Zeugen berichteten nach dem Spiel von antideutschen Ausschreitungen, es kam zu Schlägereien mit Soldaten in Uniform, und noch Stunden nach dem Match prügelten sich im Prater Anhänger der Admira mit der Polizei. In den Medien wurde über diese Vorkommnisse nicht berichtet und es fanden sich nur verklausulierte Anspielungen darauf. So konnte man in den "Wiener Neuesten Nachrichten" am Tag nach dem Spiel lesen: "Man hat uns immer nachgerühmt, dass wir nicht nur das sportverständigste, sondern auch das liebenswürdigste Fußballpublikum hätten. Gestern war davon nichts zu sehen."
Nach anfänglichen Problemen fanden sich die Mannschaften aus der "Ostmark" aber in den deutschen Fußball ein und errangen beachtliche Erfolge: Mit Rapid und der Vienna gewannen zwei Wiener Mannschaften den deutschen Pokal. Am meisten Aufsehen erregte aber der Gewinn der deutschen Meisterschaft durch Rapid. Am 22. Juni 1941 begann der deutsche Einmarsch in der Sowjetunion, am Abend desselben Tages standen sich im Berliner Olympiastadion Rapid und Schalke 04 im Endspiel um die "Großdeutsche Fußball-Kriegsmeisterschaft" gegenüber.
Rapids legendärer Sieg
Nach einer Stunde lag Rapid mit 0:3 zurück, konnte das Spiel aber noch drehen und mit 4:3 gewinnen. Auch um dieses Spiel ranken sich viele Mythen, die oftmals mit dem Pathos des Widerstands gegen das NS-Regime verbrämt wurden. So war angeblich ein Sieg von Schalke politisch gewünscht, die Wiener bäumten sich aber gegen diese Vorgabe auf und revoltierten auf dem sportlichen Weg gegen das Regime. Ob diese Legende auch der Wahrheit entsprach, konnte nicht nachgewiesen werden.

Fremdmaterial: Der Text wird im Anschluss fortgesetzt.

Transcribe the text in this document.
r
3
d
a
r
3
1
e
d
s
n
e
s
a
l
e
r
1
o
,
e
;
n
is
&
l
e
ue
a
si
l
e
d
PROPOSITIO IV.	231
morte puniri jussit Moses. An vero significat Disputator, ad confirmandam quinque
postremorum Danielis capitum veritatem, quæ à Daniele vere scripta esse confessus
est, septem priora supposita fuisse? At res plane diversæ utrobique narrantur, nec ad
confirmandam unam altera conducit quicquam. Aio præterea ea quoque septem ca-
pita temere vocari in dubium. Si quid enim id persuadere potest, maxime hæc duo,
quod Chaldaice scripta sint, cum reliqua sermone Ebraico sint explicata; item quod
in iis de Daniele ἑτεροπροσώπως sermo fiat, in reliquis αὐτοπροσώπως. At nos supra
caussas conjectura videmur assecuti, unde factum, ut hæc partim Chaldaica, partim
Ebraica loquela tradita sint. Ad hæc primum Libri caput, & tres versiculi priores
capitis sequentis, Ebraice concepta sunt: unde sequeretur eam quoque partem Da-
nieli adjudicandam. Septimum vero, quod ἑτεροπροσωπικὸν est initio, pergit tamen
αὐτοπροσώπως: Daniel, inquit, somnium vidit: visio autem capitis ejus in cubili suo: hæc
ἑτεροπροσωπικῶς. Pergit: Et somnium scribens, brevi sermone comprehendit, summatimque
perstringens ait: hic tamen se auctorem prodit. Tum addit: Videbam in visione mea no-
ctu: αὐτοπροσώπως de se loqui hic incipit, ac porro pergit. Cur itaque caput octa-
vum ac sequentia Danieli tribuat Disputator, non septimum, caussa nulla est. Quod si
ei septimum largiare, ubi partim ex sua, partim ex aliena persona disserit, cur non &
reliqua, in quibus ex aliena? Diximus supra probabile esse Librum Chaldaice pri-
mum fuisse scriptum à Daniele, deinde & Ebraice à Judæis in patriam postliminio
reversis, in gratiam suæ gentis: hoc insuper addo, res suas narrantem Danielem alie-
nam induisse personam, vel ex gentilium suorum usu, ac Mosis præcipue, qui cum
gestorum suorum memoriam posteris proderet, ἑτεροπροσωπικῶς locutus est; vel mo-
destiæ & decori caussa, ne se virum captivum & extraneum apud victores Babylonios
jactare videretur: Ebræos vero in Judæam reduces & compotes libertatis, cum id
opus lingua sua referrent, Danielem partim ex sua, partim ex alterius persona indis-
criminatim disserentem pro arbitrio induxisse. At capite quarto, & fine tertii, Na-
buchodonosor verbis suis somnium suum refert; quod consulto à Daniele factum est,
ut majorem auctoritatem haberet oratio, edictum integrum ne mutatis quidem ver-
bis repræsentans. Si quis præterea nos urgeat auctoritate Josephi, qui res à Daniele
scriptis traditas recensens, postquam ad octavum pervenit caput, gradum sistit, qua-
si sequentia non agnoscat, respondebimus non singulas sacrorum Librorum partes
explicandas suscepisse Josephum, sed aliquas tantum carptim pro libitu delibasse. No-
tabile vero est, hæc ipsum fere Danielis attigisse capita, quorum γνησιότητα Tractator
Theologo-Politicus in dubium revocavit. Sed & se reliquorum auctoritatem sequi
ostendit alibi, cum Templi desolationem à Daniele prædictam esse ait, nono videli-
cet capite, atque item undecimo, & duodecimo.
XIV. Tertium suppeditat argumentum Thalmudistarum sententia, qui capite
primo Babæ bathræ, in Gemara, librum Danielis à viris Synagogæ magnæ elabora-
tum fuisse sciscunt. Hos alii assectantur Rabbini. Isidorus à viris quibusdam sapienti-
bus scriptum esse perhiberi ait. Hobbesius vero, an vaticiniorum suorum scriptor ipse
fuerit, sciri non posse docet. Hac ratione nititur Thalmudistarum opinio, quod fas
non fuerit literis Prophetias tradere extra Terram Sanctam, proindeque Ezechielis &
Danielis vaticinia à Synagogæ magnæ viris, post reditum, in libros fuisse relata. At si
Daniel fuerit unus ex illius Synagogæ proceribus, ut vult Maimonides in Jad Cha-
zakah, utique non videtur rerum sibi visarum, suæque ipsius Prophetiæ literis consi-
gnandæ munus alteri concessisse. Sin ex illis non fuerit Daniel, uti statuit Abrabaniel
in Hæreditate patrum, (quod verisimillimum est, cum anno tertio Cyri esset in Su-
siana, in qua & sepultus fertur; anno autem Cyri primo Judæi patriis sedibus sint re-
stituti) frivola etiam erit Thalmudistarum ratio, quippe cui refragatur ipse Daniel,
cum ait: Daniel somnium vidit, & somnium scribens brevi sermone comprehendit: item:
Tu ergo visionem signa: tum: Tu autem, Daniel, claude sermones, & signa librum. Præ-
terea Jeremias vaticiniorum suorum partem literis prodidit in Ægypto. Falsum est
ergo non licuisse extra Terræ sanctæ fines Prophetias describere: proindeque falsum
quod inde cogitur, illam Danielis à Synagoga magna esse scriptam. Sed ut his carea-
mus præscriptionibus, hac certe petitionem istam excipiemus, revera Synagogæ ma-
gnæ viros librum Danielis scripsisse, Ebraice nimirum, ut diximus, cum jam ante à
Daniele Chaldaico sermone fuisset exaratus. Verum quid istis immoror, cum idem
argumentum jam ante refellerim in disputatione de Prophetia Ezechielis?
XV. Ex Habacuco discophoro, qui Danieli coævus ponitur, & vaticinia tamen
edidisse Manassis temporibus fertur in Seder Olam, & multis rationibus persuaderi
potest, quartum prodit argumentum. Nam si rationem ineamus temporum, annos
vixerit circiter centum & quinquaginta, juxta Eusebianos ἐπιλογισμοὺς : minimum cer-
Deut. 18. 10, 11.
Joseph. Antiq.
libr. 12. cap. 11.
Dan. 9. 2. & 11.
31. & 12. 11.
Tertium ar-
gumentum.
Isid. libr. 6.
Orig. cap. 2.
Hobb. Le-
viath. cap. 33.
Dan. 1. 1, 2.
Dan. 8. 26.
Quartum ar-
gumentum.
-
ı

Ab dem Sommer 1941 wurde es durch den Krieg immer schwieriger, den regelmäßigen Spielbetrieb aufrecht zu erhalten. Auch populäre Spieler, die bis dahin von der Einberufung verschont geblieben waren, mussten nun zur Wehrmacht, und die steigende Intensität des Krieges machte den Fußball zunehmend irrelevant. Dennoch wurde versucht, den Anschein der Normalität so lange wie möglich zu wahren und die Liga wurde fortgesetzt. 1944 war aber auch das nicht mehr möglich und die Meisterschaft wurde eingestellt.
In den letzten Jahren erforschten österreichische Vereine ihre Geschichte in den Jahren zwischen 1938 und 1945. Es bleibt ein zwiespältiges Bild: Fußball wurde bis zu einem gewissen Grad vom Regime als Ventil zur Unmutsäußerung toleriert. Zugleich ergab die wissenschaftliche Aufarbeitung, dass der Mythos, wonach österreichische Fußballer oft sportlichen Widerstand gegen das Regime leisteten, nicht der Realität entsprach.
Auch über Matthias Sindelar wurde geforscht - und hier stand ebenfalls ein zwiespältiges Bild am Ende der Recherchen: Der allseits beliebte Fußballstar profitierte vom "Anschluss", indem er das "arisierte" Café Annahof in Favoriten weit unter seinem tatsächlichen Wert übernehmen konnte.
Christian Hütterer, geboren 1974, Studium von Politikwissenschaft und Geschichte in Wien und Birmingham, lebt und arbeitet in Brüssel.